An emotional Boucicault (Kevin Trainor) complains about all his problems as a theatrical manager as he too applies make up: red face. “You still can’t find any Indian actors,” he declares, “though I was always pretty good in this part.”
When he has put on the feathered American Indian war bonnet that his assistant brought in we are ready to start his play. That assistant (Alistair Toovey) will black up to play all the black male parts.
Now we meet a couple of women house slaves, Minnie (Vivian Oparah) and Dido (Emmanuella Cole), a looked down on field worker Grace (Cassie Clare) and supervisor Pete (blacked-up Toovey) rapidly setting up situation and attitude differences before the arrival of George (white-face Nwosu), who will soon inherit the hard-up estate, and rich Southern belle Dora (savagely caricatured by Celeste Dodwell). George is newly arrived from Europe, where he has picked up some un-southern ideas and a new-fangled camera. Dora has her eye on him, but he falls for his late uncle’s lovely but illegitimate daughter Zoë (Iola Evans). But she is an octoroon; marriage between them would be illegal.
As well as the love story, there is the villainous slave-owner M’Closky planning to acquire the estate and Zoë with it for his own pleasure. Nwosu plays him too, switching between roles with the aid of a moustache. He won’t stop at murder to secure what he wants.
The roar of a storm and strobe lightning effects has already heighted the tension between acts and the cello playing of James Douglas underscores some scenes. Now the melodrama builds with a slave auction, a fight between George and M’Closky (performed with precision by Nwosu) and later the discovery of photographic proof of who murdered Wahnotee’s friend young slave boy Paul (Toovey), Wahnotee’s revenge and the burning and explosion of a riverboat.

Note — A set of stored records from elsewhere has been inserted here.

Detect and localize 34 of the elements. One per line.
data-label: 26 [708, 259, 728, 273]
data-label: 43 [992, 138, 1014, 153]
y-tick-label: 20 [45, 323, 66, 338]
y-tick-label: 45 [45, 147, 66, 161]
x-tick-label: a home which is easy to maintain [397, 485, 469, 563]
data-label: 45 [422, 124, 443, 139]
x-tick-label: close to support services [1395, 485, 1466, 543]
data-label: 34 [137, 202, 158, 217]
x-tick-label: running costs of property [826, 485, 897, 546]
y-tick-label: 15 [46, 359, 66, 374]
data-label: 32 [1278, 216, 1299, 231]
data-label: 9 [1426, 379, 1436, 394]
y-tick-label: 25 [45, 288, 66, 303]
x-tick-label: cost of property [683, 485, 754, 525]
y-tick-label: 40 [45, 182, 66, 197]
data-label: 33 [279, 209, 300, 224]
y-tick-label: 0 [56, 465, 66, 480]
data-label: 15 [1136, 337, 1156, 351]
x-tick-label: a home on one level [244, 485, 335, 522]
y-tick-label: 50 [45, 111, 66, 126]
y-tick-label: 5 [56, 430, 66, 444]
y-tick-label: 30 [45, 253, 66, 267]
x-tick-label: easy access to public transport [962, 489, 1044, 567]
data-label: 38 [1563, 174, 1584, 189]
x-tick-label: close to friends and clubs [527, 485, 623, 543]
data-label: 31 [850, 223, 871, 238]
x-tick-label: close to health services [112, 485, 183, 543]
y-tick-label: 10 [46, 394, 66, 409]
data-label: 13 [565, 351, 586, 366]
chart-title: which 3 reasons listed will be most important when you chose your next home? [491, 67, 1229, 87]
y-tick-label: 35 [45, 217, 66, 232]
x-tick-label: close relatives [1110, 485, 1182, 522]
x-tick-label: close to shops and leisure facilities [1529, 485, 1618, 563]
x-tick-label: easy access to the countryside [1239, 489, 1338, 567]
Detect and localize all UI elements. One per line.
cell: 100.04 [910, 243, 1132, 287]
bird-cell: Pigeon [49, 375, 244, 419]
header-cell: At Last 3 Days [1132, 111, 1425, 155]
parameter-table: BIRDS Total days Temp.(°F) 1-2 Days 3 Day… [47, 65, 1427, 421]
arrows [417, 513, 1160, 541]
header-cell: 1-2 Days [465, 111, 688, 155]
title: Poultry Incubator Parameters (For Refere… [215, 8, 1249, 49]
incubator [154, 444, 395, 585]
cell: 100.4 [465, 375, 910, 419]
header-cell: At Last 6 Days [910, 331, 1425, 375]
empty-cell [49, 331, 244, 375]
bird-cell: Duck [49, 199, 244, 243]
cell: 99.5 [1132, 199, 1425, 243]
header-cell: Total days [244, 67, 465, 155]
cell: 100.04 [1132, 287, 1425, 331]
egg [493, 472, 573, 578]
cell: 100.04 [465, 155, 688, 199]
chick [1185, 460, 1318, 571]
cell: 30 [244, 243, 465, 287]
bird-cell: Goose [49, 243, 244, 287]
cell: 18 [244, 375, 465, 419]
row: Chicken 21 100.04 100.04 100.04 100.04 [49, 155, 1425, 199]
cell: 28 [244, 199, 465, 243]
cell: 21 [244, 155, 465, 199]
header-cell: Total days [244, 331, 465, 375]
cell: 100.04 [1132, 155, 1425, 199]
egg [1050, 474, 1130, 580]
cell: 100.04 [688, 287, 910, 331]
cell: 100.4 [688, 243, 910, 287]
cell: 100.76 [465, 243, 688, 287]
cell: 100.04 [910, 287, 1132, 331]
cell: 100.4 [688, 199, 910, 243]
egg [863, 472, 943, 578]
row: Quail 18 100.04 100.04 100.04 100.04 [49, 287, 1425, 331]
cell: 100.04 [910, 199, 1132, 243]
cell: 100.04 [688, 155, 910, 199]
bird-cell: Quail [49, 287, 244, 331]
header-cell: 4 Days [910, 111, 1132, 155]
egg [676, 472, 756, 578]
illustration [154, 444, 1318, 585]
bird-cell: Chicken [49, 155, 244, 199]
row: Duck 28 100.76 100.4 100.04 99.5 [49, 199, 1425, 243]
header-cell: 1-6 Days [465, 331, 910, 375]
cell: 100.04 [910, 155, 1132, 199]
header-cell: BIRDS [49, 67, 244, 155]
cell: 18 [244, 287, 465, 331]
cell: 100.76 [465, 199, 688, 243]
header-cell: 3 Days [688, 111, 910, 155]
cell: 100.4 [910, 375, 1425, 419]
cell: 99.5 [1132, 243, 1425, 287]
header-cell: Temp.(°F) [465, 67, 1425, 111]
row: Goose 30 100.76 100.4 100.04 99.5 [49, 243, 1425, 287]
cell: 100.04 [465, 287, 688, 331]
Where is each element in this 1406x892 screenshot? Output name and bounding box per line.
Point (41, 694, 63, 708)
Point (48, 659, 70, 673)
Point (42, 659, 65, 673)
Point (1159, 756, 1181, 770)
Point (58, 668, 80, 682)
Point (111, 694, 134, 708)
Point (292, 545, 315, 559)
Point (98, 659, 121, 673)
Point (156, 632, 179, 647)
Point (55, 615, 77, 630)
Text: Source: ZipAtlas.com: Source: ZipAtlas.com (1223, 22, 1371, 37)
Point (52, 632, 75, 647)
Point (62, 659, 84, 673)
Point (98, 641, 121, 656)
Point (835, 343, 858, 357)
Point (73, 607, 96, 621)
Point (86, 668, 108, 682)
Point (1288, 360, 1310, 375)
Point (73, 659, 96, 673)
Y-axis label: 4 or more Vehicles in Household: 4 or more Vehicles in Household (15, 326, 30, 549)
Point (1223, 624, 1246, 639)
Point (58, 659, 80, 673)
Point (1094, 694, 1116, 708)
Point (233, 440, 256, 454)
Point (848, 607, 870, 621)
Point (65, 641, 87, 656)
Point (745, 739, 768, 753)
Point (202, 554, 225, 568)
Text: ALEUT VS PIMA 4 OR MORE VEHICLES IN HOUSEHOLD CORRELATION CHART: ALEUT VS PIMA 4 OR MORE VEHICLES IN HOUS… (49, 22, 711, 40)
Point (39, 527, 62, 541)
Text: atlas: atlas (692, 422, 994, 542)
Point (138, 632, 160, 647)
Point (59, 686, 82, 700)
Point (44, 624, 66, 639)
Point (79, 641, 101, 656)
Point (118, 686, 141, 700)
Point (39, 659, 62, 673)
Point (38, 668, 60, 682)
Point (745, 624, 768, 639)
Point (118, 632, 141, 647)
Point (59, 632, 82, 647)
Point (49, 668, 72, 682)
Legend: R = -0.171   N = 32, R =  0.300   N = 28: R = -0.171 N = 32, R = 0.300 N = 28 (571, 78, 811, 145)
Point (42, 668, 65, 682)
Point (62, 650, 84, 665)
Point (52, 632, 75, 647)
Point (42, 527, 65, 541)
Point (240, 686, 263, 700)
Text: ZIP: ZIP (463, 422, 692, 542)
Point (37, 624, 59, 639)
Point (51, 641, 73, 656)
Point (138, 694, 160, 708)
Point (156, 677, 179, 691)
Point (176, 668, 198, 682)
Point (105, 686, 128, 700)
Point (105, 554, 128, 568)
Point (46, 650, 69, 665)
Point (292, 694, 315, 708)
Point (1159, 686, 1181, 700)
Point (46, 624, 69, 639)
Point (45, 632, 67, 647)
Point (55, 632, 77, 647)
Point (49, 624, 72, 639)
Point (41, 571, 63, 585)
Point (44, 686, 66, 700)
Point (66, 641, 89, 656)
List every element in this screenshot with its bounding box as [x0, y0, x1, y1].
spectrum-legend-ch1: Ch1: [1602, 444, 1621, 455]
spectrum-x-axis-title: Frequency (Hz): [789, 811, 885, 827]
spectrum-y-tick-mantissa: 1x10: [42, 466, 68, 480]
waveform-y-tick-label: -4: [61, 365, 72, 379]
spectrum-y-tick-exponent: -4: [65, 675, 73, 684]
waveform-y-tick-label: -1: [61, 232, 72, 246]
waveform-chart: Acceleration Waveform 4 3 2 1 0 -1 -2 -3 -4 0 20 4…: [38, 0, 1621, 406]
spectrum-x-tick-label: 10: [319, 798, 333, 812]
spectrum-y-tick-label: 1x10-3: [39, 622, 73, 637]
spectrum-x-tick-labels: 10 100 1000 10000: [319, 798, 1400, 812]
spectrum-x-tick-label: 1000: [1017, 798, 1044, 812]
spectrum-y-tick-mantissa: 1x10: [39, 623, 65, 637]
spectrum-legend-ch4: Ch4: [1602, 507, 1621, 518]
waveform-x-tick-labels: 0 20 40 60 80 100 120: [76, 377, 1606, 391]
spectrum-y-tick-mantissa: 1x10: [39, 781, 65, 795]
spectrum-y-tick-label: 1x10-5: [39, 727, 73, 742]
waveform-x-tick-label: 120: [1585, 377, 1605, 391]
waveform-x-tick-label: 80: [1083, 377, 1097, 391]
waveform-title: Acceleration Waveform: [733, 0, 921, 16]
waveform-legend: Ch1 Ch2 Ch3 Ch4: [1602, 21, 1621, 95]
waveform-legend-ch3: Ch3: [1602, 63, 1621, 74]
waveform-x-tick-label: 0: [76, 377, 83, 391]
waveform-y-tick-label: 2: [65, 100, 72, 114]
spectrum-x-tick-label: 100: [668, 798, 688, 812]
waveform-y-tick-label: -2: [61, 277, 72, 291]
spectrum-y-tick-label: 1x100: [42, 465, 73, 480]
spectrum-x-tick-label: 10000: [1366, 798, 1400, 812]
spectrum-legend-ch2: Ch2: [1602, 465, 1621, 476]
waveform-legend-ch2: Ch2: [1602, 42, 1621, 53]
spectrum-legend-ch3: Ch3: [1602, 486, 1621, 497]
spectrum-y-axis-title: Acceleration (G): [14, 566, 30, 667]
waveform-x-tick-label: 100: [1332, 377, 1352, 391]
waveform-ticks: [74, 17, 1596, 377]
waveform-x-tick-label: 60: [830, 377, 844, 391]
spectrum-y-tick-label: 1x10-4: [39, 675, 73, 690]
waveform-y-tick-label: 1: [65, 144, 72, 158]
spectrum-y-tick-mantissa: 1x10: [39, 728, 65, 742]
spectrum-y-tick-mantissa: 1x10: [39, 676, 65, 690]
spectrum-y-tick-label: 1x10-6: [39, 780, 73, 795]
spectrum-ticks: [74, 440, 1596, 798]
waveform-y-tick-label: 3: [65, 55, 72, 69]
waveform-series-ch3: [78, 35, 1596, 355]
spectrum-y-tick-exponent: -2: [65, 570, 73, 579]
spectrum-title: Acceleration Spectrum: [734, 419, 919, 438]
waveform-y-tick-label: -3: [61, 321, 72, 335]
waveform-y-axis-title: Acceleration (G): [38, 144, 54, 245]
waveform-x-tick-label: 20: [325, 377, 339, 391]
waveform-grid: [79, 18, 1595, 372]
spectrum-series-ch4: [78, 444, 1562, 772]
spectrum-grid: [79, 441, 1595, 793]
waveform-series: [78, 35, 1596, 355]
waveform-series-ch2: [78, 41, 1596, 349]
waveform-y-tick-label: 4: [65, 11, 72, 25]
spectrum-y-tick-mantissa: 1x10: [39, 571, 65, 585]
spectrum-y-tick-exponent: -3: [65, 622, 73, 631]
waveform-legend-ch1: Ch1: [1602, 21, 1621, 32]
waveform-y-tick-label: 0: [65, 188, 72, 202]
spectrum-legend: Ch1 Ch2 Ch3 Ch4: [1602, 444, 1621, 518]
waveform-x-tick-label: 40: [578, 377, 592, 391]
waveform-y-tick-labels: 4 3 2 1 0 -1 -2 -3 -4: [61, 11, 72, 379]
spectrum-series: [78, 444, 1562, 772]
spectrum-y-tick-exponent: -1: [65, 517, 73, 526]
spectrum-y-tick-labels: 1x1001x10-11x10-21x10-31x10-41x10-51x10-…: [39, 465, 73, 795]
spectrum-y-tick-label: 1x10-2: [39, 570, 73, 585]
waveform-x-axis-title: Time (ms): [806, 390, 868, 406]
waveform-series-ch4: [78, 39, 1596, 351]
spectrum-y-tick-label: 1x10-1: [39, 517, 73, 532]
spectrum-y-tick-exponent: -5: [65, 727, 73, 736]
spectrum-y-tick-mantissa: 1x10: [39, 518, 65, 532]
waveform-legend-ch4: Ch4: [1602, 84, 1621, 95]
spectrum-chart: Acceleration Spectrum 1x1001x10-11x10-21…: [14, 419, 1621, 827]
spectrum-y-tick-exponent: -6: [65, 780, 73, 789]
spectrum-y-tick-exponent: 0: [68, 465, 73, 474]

But by now the two playwrights are there as themselves as well as their characters, working out how to present it. There are things that you’ll never have thought to see at the Orange Tree and if it becomes a mess and a muddle that is probably intentional but it does lower the temperature for the play’s tragic coda. This version sticks to Boucicault’s original ending, not the happy rewrite that was presented when his play reached London in 1861.
This is a strong company in which the men all play multiple roles with Alistair Toovey sometimes clambering between levels and swinging like a monkey like a nineteenth century caricature of a black man, Kevin Trainer an eruptive Boucicault, silently strong Wahnotee and an auctioneer who explains his redface as being sunburned on the journey and an extraordinarily accomplished performance from Ken Nwosu as BJJ, gentle George and dastardly villain.
Oh, and by the way, there’s a huge headed six-foot rabbit that keeps on popping up. Remember those Uncle Remus stories, do you? It is yet another layer to this intriguing play and surprising production.